NICE noted that the acquisition cost of Avastin (excluding VAT and assuming wastage) for a patient weighing 70kg is £924.40 at a dosage of 5mg/kg every two weeks and £1409.72 at a dosage of 7.5 mg/kg every three weeks, and that even taking a patient access scheme proposed by Roche into account the cost of the drug equates to £36,400 per QALY gained, overshooting its £30,000 threshold.

The committee also stressed that QALY estimates for the drug were “at the lowest end of a range” and that plausible adjustments to the cost model inputs would boost the ICER (incremental cost-effectiveness ratio) substantially. And it is because of “the great deal of uncertainty” surrounding the ICER that it was concluded the therapy “could not be recommended as a cost-effective use of NHS resources for the first-line treatment of metastatic colorectal cancer”, it said.

But Roche argues that the cost per QALY for Avastin in this setting is only just over the ceiling value of £30,000, which, it points out, has not changed since the birth of NICE a decade ago, despite inflation.

Furthermore, the company claims that regimens containing Avastin “are recognised globally as a standard of care for advanced bowel cancer and provide the best possible survival benefit for such patients”, and it says the UK “is now virtually the only country in the developed world not to provide Avastin for bowel cancer through the state healthcare service”.

To illustrate its point, the company highlighted recent data collated by the Organisation for Economic Cooperation and Development which shows that, shockingly, cancer patients living in the UK are more likely to loose their lives than those elsewhere in Europe - with 20% more deaths from the disease per 100,000 people in this country than across the continent.

More than 37,500 people are diagnosed with the bowel cancer in the UK every year and it is now the second biggest cause of cancer deaths in the country. While not offering a cure for the disease, clinical trials have shown that Avastin - which works by blocking angiogenesis to prevents tumour growth and spread – can shrink tumours and extend overall survival.

Survival benefits
News of the drug’s rejection, while not final, will come as a blow to bowel cancer patients across the UK, particularly as studies have demonstrated that adding Avastin to oxaliplatin-based chemotherapy boosts median overall survival to 21.3 months versus 19.9 months with chemotherapy, and that, when the drug is added to capecitabine and oxaliplatin, 78% of patients experienced the shrinkage or disappearance of liver metastases, making them eligible for potentially life-saving surgery, Roche said.

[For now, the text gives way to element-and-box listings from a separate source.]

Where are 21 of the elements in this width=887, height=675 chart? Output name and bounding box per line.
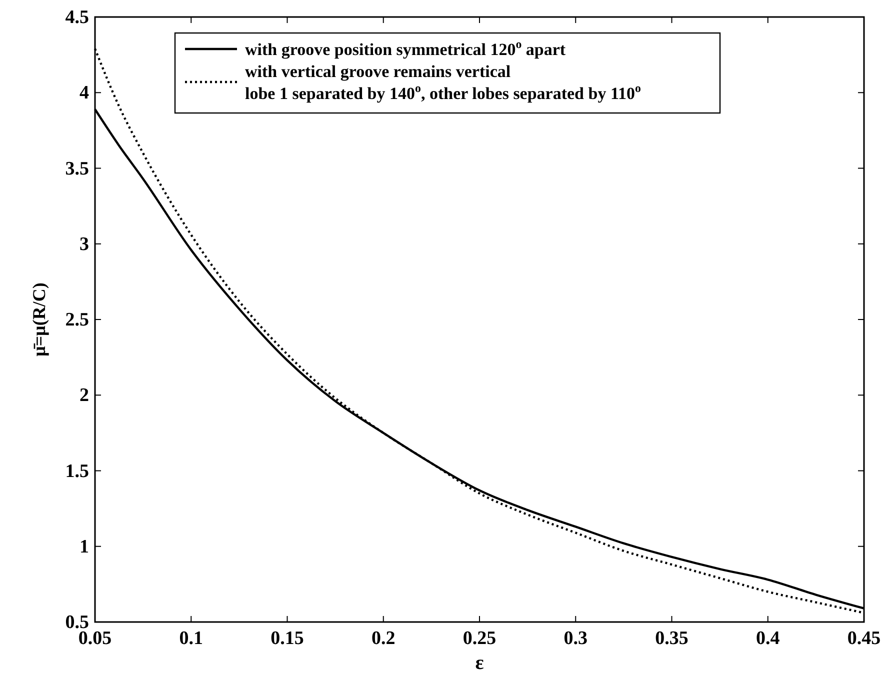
y-tick-label: 4 — [80, 82, 90, 104]
x-tick-label: 0.25 — [462, 628, 496, 649]
x-axis-title: ε — [475, 652, 484, 674]
y-tick-label: 1 — [80, 536, 89, 558]
x-tick-label: 0.35 — [655, 628, 688, 649]
legend-label: with vertical groove remains vertical lobe 1 separated by 140$^{o}$, other lobes separated by 110$^{o}$ — [245, 62, 642, 103]
y-tick-label: 2.5 — [65, 310, 89, 330]
x-tick-label: 0.1 — [179, 628, 203, 649]
x-tick-label: 0.15 — [270, 628, 304, 649]
x-tick-label: 0.3 — [564, 628, 588, 649]
y-tick-label: 3.5 — [65, 158, 89, 180]
y-tick-label: 1.5 — [65, 460, 89, 482]
y-tick-label: 3 — [80, 234, 89, 255]
legend-label: with groove position symmetrical 120$^{o}$ apart — [245, 37, 566, 59]
y-tick-label: 4.5 — [65, 7, 89, 28]
y-axis-title: μ̄=μ(R/C) — [29, 282, 49, 356]
x-tick-label: 0.4 — [756, 628, 780, 649]
x-tick-label: 0.45 — [847, 628, 881, 649]
x-tick-label: 0.2 — [372, 628, 396, 649]
y-tick-label: 2 — [80, 385, 89, 406]
x-tick-label: 0.05 — [78, 628, 112, 649]
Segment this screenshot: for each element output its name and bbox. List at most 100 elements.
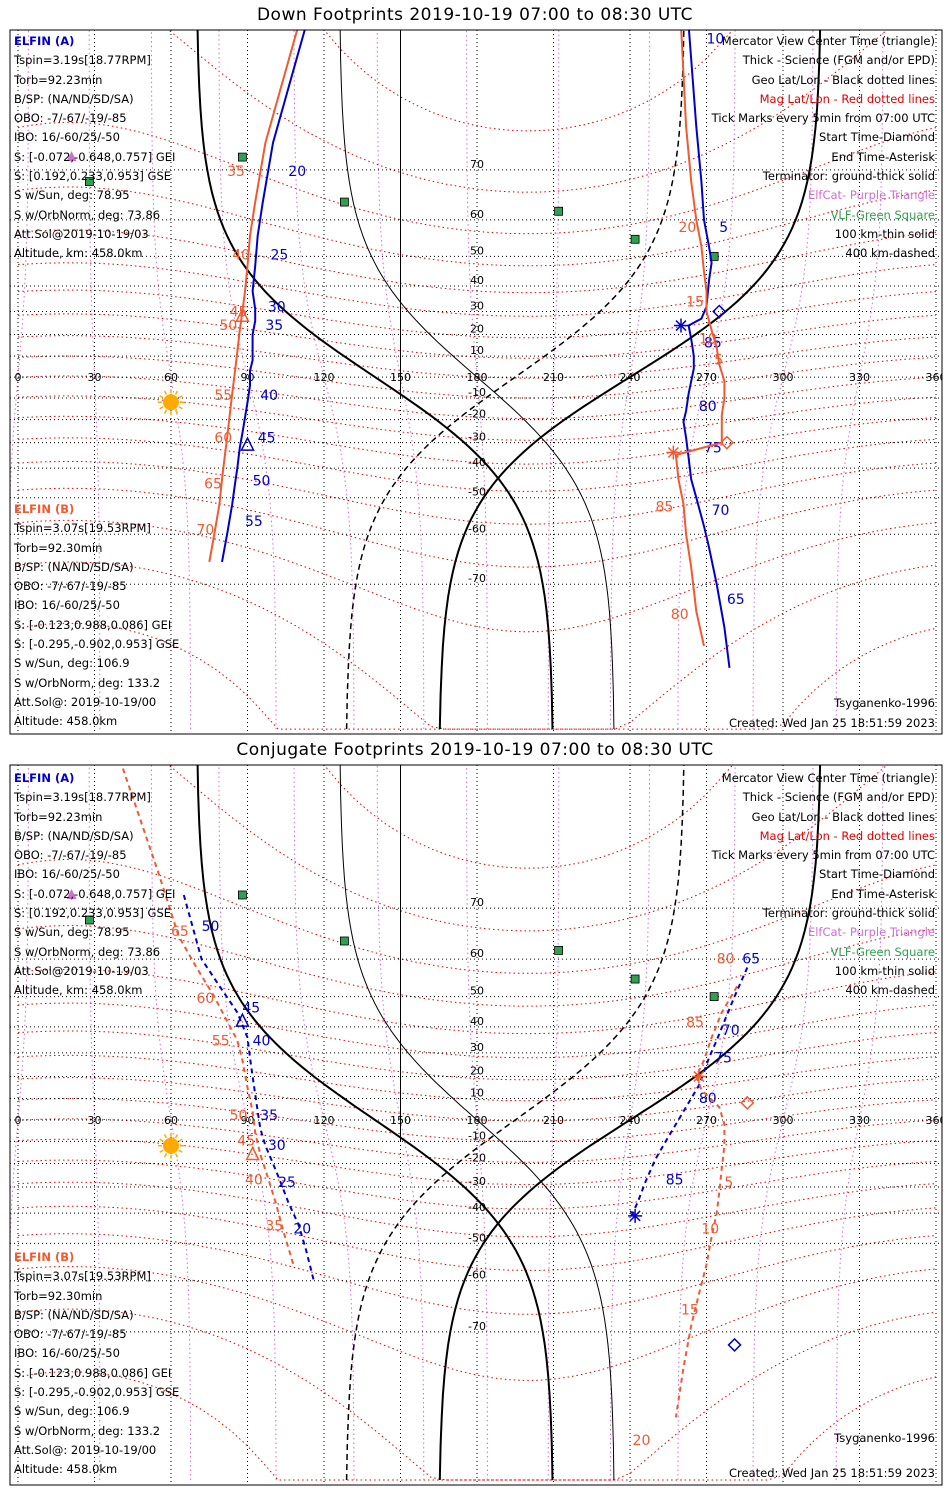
legend-conjugate: Mercator View Center Time (triangle) Thi… (712, 769, 935, 1001)
track-tick-label: 55 (214, 388, 232, 404)
lat-tick-label: 60 (470, 947, 484, 960)
track-tick-label: 10 (699, 331, 717, 347)
info-line: Tspin=3.19s[18.77RPM] (14, 53, 151, 68)
lat-tick-label: 30 (470, 299, 484, 312)
mag-lon-line (752, 765, 814, 1481)
mag-lon-line (150, 30, 192, 730)
track-tick-label: 80 (671, 607, 689, 623)
track-tick-label: 50 (219, 318, 237, 334)
vlf-station-square (554, 945, 563, 955)
mag-lat-line (17, 437, 937, 492)
track-tick-label: 50 (202, 919, 220, 935)
terminator-100km (339, 765, 615, 1481)
lon-tick-label: 360 (926, 371, 947, 384)
info-line: Tspin=3.19s[18.77RPM] (14, 790, 151, 805)
lon-tick-label: 120 (314, 1114, 335, 1127)
track-tick-label: 25 (278, 1175, 296, 1191)
end-time-asterisk (693, 1070, 705, 1082)
info-line: Att.Sol@: 2019-10-19/00 (14, 694, 157, 709)
track-tick-label: 20 (678, 220, 696, 236)
footprint-track (674, 30, 726, 647)
mag-lat-line (165, 30, 888, 193)
panel-title-down: Down Footprints 2019-10-19 07:00 to 08:3… (256, 5, 694, 25)
info-line: S w/Sun, deg: 78.95 (14, 188, 130, 203)
track-tick-label: 55 (212, 1033, 230, 1049)
track-tick-label: 40 (253, 1033, 271, 1049)
lon-tick-label: 360 (926, 1114, 947, 1127)
lat-tick-label: 50 (470, 244, 484, 257)
info-line: Torb=92.30min (14, 1288, 103, 1303)
lon-tick-label: 180 (467, 1114, 488, 1127)
info-line: Att.Sol@2019-10-19/03 (14, 963, 149, 978)
info-line: S: [-0.072,-0.648,0.757] GEI (14, 886, 176, 901)
footprint-track (674, 985, 738, 1418)
track-tick-label: 40 (260, 388, 278, 404)
sun-ray (163, 1134, 168, 1139)
legend-400km: 400 km-dashed (845, 983, 935, 998)
model-label-down: Tsyganenko-1996 (834, 696, 935, 710)
elfin-a-info-down: ELFIN (A) Tspin=3.19s[18.77RPM] Torb=92.… (14, 32, 175, 264)
track-tick-label: 5 (714, 353, 723, 369)
track-tick-label: 65 (204, 476, 222, 492)
info-line: S w/OrbNorm, deg: 133.2 (14, 1423, 161, 1438)
track-tick-label: 5 (724, 1175, 733, 1191)
lon-tick-label: 150 (390, 371, 411, 384)
info-line: S w/OrbNorm, deg: 73.86 (14, 944, 161, 959)
elfin-a-label: ELFIN (A) (14, 34, 75, 48)
start-time-diamond (712, 304, 727, 319)
lat-tick-label: -10 (468, 386, 486, 399)
legend-terminator: Terminator: ground-thick solid (762, 169, 935, 184)
info-line: S: [-0.123,0.988,0.086] GEI (14, 1365, 172, 1380)
lat-tick-label: -60 (468, 522, 486, 535)
lon-tick-label: 0 (15, 371, 22, 384)
lat-tick-label: -50 (468, 486, 486, 499)
mag-lon-line (547, 765, 560, 1481)
legend-vlf: VLF-Green Square (830, 944, 935, 959)
sun-ray (174, 409, 179, 414)
map-contents: 0 30 60 90 120 150 180 210 240 270 300 330 360 70 60 50… (10, 30, 947, 734)
mag-lat-line (17, 355, 937, 399)
track-tick-label: 20 (633, 1433, 651, 1449)
legend-elfcat: ElfCat- Purple Triangle (807, 188, 935, 203)
vlf-station-square (630, 974, 640, 984)
elfin-b-label: ELFIN (B) (14, 1250, 75, 1264)
track-tick-label: 25 (270, 248, 288, 264)
vlf-station-square (237, 890, 247, 900)
legend-thick: Thick - Science (FGM and/or EPD) (742, 53, 935, 68)
track-tick-label: 65 (742, 951, 760, 967)
footprint-track (221, 30, 306, 563)
legend-ticks: Tick Marks every 5min from 07:00 UTC (711, 848, 935, 863)
lat-tick-label: 10 (470, 344, 484, 357)
mag-lon-line (835, 30, 884, 730)
info-line: S: [-0.072,-0.648,0.757] GEI (14, 149, 176, 164)
info-line: Tspin=3.07s[19.53RPM] (14, 1269, 151, 1284)
info-line: S w/Sun, deg: 106.9 (14, 656, 130, 671)
model-label-conjugate: Tsyganenko-1996 (834, 1431, 935, 1445)
lat-tick-label: -30 (468, 431, 486, 444)
mag-lat-line (17, 335, 937, 379)
track-tick-label: 35 (260, 1108, 278, 1124)
lat-tick-label: -70 (468, 1320, 486, 1333)
track-tick-label: 85 (686, 1015, 704, 1031)
lon-tick-label: 90 (241, 1114, 255, 1127)
track-tick-label: 80 (699, 1091, 717, 1107)
track-tick-label: 30 (268, 1138, 286, 1154)
lat-tick-label: 70 (470, 158, 484, 171)
info-line: B/SP: (NA/ND/SD/SA) (14, 91, 134, 106)
legend-thick: Thick - Science (FGM and/or EPD) (742, 790, 935, 805)
track-tick-label: 70 (197, 522, 215, 538)
lon-tick-label: 240 (620, 1114, 641, 1127)
info-line: B/SP: (NA/ND/SD/SA) (14, 559, 134, 574)
track-tick-label: 40 (232, 248, 250, 264)
track-tick-label: 45 (237, 1134, 255, 1150)
sun-ray (174, 390, 179, 395)
track-tick-label: 45 (230, 304, 248, 320)
mag-lon-line (376, 30, 425, 730)
legend-geo: Geo Lat/Lon - Black dotted lines (751, 809, 935, 824)
map-frame (9, 29, 943, 735)
lat-tick-label: -20 (468, 1151, 486, 1164)
footprint-track (182, 894, 315, 1281)
lat-tick-label: 70 (470, 896, 484, 909)
info-line: IBO: 16/-60/25/-50 (14, 867, 120, 882)
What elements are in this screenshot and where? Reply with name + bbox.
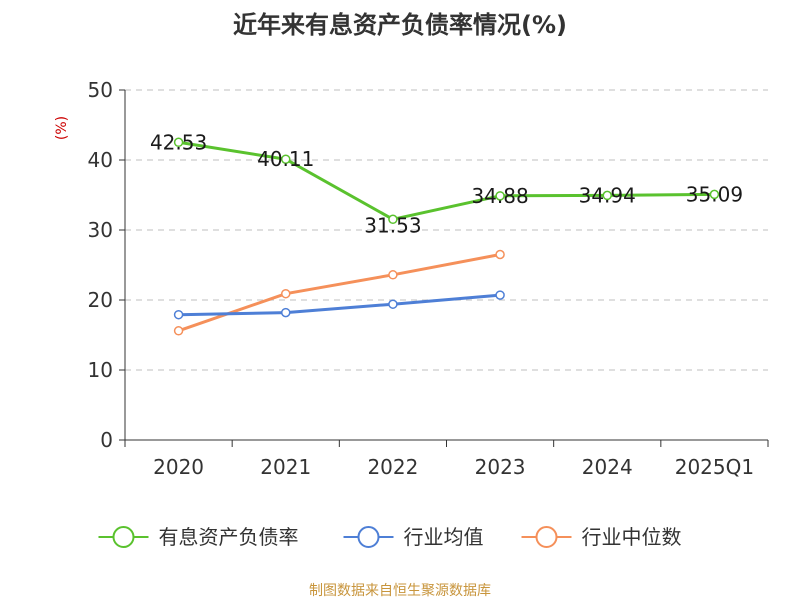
data-point — [173, 137, 184, 148]
legend-marker-icon — [535, 526, 558, 548]
x-tick-label: 2024 — [582, 455, 633, 479]
legend-item: 有息资产负债率 — [98, 525, 299, 549]
data-label: 35.09 — [686, 182, 743, 206]
data-point — [173, 309, 184, 320]
data-label: 34.88 — [471, 184, 528, 208]
x-tick-label: 2020 — [153, 455, 204, 479]
data-label: 34.94 — [579, 183, 636, 207]
series-line — [177, 293, 502, 317]
data-labels: 42.53 40.11 31.53 34.88 34.94 35.09 — [150, 130, 743, 237]
data-point — [495, 249, 505, 260]
data-point — [388, 299, 398, 309]
x-tick-label: 2023 — [475, 455, 526, 479]
legend-label: 行业中位数 — [582, 525, 682, 549]
data-point — [388, 270, 398, 280]
data-point — [281, 307, 291, 318]
x-tick-label: 2025Q1 — [675, 455, 754, 479]
grid — [125, 89, 768, 371]
y-unit-label: (%) — [54, 116, 70, 140]
legend-marker-icon — [357, 526, 380, 548]
y-tick-label: 40 — [88, 148, 113, 172]
legend-label: 行业均值 — [404, 525, 484, 549]
y-tick-label: 30 — [88, 218, 113, 242]
data-label: 31.53 — [364, 213, 421, 237]
legend-label: 有息资产负债率 — [159, 525, 299, 549]
y-tick-label: 0 — [100, 428, 113, 452]
data-label: 40.11 — [257, 147, 314, 171]
data-point — [388, 214, 398, 225]
legend-item: 行业中位数 — [521, 525, 682, 549]
chart-title: 近年来有息资产负债率情况(%) — [233, 11, 567, 39]
axes: 0 10 20 30 40 50 2020 2021 2022 2023 2024 2025Q1 — [88, 78, 769, 479]
legend-marker-icon — [112, 526, 135, 548]
data-point — [495, 191, 505, 201]
data-label: 42.53 — [150, 130, 207, 154]
data-point — [709, 189, 720, 200]
y-tick-label: 20 — [88, 288, 113, 312]
data-point — [602, 190, 612, 201]
series-line — [177, 140, 716, 221]
data-point — [495, 290, 505, 300]
y-tick-label: 50 — [88, 78, 113, 102]
series-line — [177, 253, 502, 333]
source-note: 制图数据来自恒生聚源数据库 — [309, 583, 491, 599]
x-tick-label: 2022 — [367, 455, 418, 479]
legend-item: 行业均值 — [343, 525, 484, 549]
legend: 有息资产负债率 行业均值 行业中位数 — [98, 525, 682, 549]
x-tick-label: 2021 — [260, 455, 311, 479]
data-point — [281, 154, 291, 164]
y-tick-label: 10 — [88, 358, 113, 382]
plot-area — [173, 137, 720, 336]
data-point — [173, 326, 184, 336]
data-point — [281, 288, 291, 299]
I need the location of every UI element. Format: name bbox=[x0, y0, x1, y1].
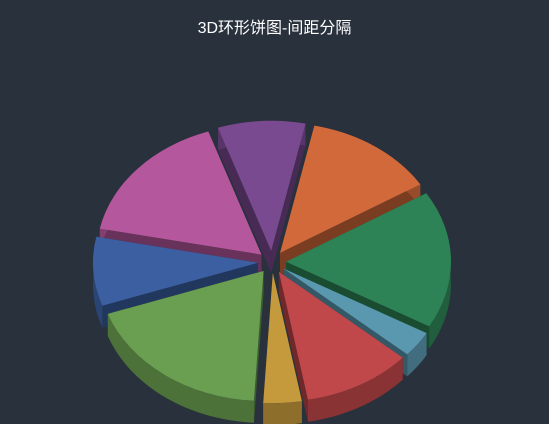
pie-slice-9[interactable] bbox=[217, 120, 306, 273]
pie-slice-6-outer-wall bbox=[107, 313, 254, 423]
pie-slice-9-top bbox=[217, 120, 306, 251]
pie-slice-3-top bbox=[283, 268, 427, 355]
pie-slice-6-wall-start bbox=[253, 270, 264, 423]
pie-slice-5-outer-wall bbox=[263, 401, 302, 424]
pie-slice-9-wall-start bbox=[217, 127, 272, 273]
pie-slice-5[interactable] bbox=[263, 273, 302, 424]
pie-slice-3-outer-wall bbox=[407, 333, 427, 377]
pie-slice-4-outer-wall bbox=[307, 357, 403, 422]
pie-slice-6[interactable] bbox=[107, 270, 264, 423]
pie-slice-7-top bbox=[93, 236, 259, 306]
pie-slices bbox=[93, 120, 451, 424]
pie-slice-1-top bbox=[280, 125, 421, 253]
pie-slice-2-top bbox=[285, 193, 451, 327]
pie-slice-6-top bbox=[107, 270, 264, 401]
pie-slice-5-top bbox=[263, 273, 302, 404]
pie-slice-4-top bbox=[278, 271, 403, 400]
pie-slice-9-wall-end bbox=[271, 123, 306, 273]
pie-slice-8-top bbox=[99, 131, 262, 255]
chart-title: 3D环形饼图-间距分隔 bbox=[197, 20, 352, 37]
pie-slice-4[interactable] bbox=[278, 271, 403, 422]
pie-slice-4-wall-end bbox=[278, 271, 308, 422]
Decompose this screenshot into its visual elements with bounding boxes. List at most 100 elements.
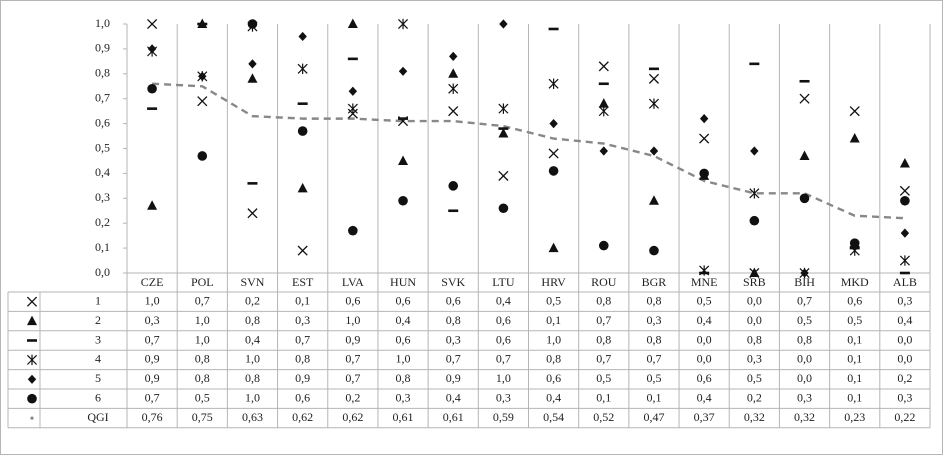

“Having Avastin available in the NHS would give me and my colleagues an important additional treatment for bowel cancer and would bring new hope to the many patients for whom this offers a proven increased chance of living longer with a better quality of life,” noted Professor Will Steward, Head, Department of Cancer Studies and Molecular Medicine University of Leicester.

“The clinical efficacy of bevacizumab and its benefit to patients with metastatic colorectal cancer is well proven," said Dr Rob Glynne Jones, Chief Medical Advisor at Bowel Cancer UK, and he called on "all the relevant parties - NICE, the manufacturers and the Department of Health - to continue to work on the details of a Patient Access Scheme that will meet the necessary criteria and ensure that NICE approves this drug for NHS use”.